Name | Annotator class name | Requirement | Generated Annotation | Description |
---|---|---|---|---|
depparse | DepparseProcessor | tokenize, mwt, pos, lemma | Determines the syntactic head of each word in a sentence and the dependency relation between the two words that are accessible through Word ’s head and deprel attributes. | Provides an accurate syntactic dependency parsing analysis. |
Options
Option name | Type | Default | Description |
---|---|---|---|
depparse_batch_size | int | 5000 | When annotating, this argument specifies the maximum number of words to process as a minibatch for efficient processing. Caveat: the larger this number is, the more working memory is required (main RAM or GPU RAM, depending on the computating device). This parameter should be set larger than the number of words in the longest sentence in your input document, or you might run into unexpected behaviors. |
depparse_pretagged | bool | False | Assume the document is tokenized and pretagged. Only run dependency parsing on the document. |
Example Usage
Running the DepparseProcessor requires the TokenizeProcessor, MWTProcessor, POSProcessor, and LemmaProcessor. After all these processors have been run, each Sentence
in the output would have been parsed into Universal Dependencies (version 2) structure, where the head index of each Word
can be accessed by the property head
, and the dependency relation between the words deprel
. Note that the head index starts at 1 for actual words, and is 0 only when the word itself is the root of the tree. This index should be offset by 1 when looking for the govenor word in the sentence.

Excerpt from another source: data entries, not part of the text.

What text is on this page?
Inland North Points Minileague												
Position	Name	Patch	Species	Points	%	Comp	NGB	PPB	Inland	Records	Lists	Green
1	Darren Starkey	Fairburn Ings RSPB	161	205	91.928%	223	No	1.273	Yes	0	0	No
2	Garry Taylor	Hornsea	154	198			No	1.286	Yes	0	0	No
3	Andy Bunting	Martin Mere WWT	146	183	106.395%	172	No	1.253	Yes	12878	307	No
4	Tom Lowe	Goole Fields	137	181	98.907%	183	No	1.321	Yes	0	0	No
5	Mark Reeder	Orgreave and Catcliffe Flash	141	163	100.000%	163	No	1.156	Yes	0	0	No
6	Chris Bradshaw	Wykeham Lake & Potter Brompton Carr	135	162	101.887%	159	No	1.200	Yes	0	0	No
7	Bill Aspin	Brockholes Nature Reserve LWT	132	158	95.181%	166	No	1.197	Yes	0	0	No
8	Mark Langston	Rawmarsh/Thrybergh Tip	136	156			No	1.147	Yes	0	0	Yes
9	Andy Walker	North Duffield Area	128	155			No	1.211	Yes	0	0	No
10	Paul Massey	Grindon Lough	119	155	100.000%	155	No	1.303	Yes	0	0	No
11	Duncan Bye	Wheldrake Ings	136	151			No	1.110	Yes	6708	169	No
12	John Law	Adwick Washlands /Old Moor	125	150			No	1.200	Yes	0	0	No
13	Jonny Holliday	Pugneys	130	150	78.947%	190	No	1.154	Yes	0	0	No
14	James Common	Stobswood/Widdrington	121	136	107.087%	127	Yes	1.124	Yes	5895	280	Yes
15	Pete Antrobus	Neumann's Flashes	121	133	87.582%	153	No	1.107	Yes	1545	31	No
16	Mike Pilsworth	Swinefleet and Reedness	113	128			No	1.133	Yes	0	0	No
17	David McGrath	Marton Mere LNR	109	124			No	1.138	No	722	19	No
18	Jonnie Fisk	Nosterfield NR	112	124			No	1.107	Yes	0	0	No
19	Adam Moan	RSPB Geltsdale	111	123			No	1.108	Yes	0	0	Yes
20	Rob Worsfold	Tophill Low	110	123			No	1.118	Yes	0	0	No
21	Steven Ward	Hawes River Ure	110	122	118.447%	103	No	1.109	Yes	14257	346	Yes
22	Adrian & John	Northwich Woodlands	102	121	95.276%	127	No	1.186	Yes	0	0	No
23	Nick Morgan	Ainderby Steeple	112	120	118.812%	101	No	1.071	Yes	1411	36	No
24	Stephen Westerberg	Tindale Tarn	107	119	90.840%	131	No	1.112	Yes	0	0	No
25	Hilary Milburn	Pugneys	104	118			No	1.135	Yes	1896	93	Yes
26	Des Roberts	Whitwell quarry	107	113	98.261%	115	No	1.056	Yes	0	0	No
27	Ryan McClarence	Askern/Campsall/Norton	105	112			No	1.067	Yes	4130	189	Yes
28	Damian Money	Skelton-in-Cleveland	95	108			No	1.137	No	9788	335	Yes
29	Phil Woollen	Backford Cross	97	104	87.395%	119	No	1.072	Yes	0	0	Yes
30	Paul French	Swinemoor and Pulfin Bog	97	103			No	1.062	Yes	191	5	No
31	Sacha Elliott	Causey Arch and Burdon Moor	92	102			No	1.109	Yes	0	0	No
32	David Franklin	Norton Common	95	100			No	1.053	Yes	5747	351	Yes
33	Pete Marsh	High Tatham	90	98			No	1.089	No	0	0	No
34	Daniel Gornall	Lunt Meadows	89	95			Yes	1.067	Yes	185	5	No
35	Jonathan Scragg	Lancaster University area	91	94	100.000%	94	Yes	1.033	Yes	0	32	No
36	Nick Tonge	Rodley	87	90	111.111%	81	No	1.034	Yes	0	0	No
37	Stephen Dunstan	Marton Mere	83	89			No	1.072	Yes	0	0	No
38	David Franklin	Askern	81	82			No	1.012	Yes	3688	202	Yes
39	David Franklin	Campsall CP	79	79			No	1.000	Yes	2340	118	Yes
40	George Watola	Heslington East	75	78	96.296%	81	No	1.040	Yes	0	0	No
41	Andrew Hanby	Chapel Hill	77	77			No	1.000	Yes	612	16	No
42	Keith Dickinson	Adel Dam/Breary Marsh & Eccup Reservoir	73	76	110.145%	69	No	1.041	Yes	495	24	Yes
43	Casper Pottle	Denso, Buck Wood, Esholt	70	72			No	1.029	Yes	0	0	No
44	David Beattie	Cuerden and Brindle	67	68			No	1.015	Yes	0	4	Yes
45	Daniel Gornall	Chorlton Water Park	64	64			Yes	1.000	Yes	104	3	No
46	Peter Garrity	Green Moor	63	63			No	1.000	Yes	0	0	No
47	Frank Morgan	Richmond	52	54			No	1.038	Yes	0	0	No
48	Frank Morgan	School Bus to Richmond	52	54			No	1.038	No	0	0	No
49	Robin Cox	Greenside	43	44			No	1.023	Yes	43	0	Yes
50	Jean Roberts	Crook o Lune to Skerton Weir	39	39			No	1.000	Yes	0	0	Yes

Accessing Syntactic Dependency Information
Here is an example of parsing a sentence and accessing syntactic parse information from each word:
import stanza
nlp = stanza.Pipeline(lang='fr', processors='tokenize,mwt,pos,lemma,depparse')

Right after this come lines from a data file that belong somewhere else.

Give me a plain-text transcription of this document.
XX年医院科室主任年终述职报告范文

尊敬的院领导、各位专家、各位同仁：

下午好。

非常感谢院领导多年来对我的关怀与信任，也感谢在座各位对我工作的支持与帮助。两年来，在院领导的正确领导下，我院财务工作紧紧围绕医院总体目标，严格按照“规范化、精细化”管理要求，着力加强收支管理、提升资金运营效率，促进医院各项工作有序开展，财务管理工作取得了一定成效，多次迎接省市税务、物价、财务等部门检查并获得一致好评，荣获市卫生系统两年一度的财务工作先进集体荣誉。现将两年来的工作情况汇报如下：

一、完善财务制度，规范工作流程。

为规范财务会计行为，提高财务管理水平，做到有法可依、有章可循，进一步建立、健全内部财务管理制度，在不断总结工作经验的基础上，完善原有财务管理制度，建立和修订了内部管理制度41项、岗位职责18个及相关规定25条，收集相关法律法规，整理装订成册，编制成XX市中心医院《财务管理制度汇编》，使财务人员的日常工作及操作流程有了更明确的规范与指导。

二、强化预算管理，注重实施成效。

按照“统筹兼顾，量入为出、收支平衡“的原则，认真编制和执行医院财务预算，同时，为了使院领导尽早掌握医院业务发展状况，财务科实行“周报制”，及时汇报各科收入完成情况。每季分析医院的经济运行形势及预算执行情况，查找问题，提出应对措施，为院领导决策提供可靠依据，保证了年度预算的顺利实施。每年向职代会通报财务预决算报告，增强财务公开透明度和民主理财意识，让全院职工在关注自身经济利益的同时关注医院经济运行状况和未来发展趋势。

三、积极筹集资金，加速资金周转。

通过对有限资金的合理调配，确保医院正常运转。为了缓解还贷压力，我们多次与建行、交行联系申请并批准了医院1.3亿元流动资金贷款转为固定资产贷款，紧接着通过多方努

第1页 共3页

doc = nlp('Nous avons atteint la fin du sentier.')
print(*[f'id: {word.id}\tword: {word.text}\thead id: {word.head}\thead: {sent.words[word.head-1].text if word.head > 0 else "root"}\tdeprel: {word.deprel}' for sent in doc.sentences for word in sent.words], sep='\n')
As can be seen in the output, the syntactic head of the word Nous is atteint, and the dependency relation between the two words is nsubj
(Nous is a nominal subject for atteint).
id: 1 word: Nous head id: 3 head: atteint deprel: nsubj
id: 2 word: avons head id: 3 head: atteint deprel: aux:tense
id: 3 word: atteint head id: 0 head: root deprel: root
id: 4 word: la head id: 5 head: fin deprel: det
id: 5 word: fin head id: 3 head: atteint deprel: obj
id: 6 word: de head id: 8 head: sentier deprel: case
id: 7 word: le head id: 8 head: sentier deprel: det
id: 8 word: sentier head id: 5 head: fin deprel: nmod
id: 9 word: . head id: 3 head: atteint deprel: punct
Start with Pretagged Document
Normally, the depparse
processor depends on tokenize
, mwt
, pos
, and lemma
processors. However, in cases you wish to use your own tokenization, multi-word token expansion, POS tagging and lemmatization, you can skip the restriction and pass the pretagged document (with upos, xpos, feats, lemma) by setting depparse_pretagged
to True
.
Here is an example of dependency parsing with pretokenized and pretagged document:
import stanza
from stanza.models.common.doc import Document
nlp = stanza.Pipeline(lang='en', processors='depparse', depparse_pretagged=True)
pretagged_doc = Document([[{'id': 1, 'text': 'Test', 'lemma': 'Test', 'upos': 'NOUN', 'xpos': 'NN', 'feats': 'Number=Sing'}, {'id': 2, 'text': 'sentence', 'lemma': 'sentence', 'upos': 'NOUN', 'xpos': 'NN', 'feats': 'Number=Sing'}, {'id': 3, 'text': '.', 'lemma': '.', 'upos': 'PUNCT', 'xpos': '.'}]])
doc = nlp(pretagged_doc)
Training-Only Options
Most training-only options are documented in the argument parser of the dependency parser.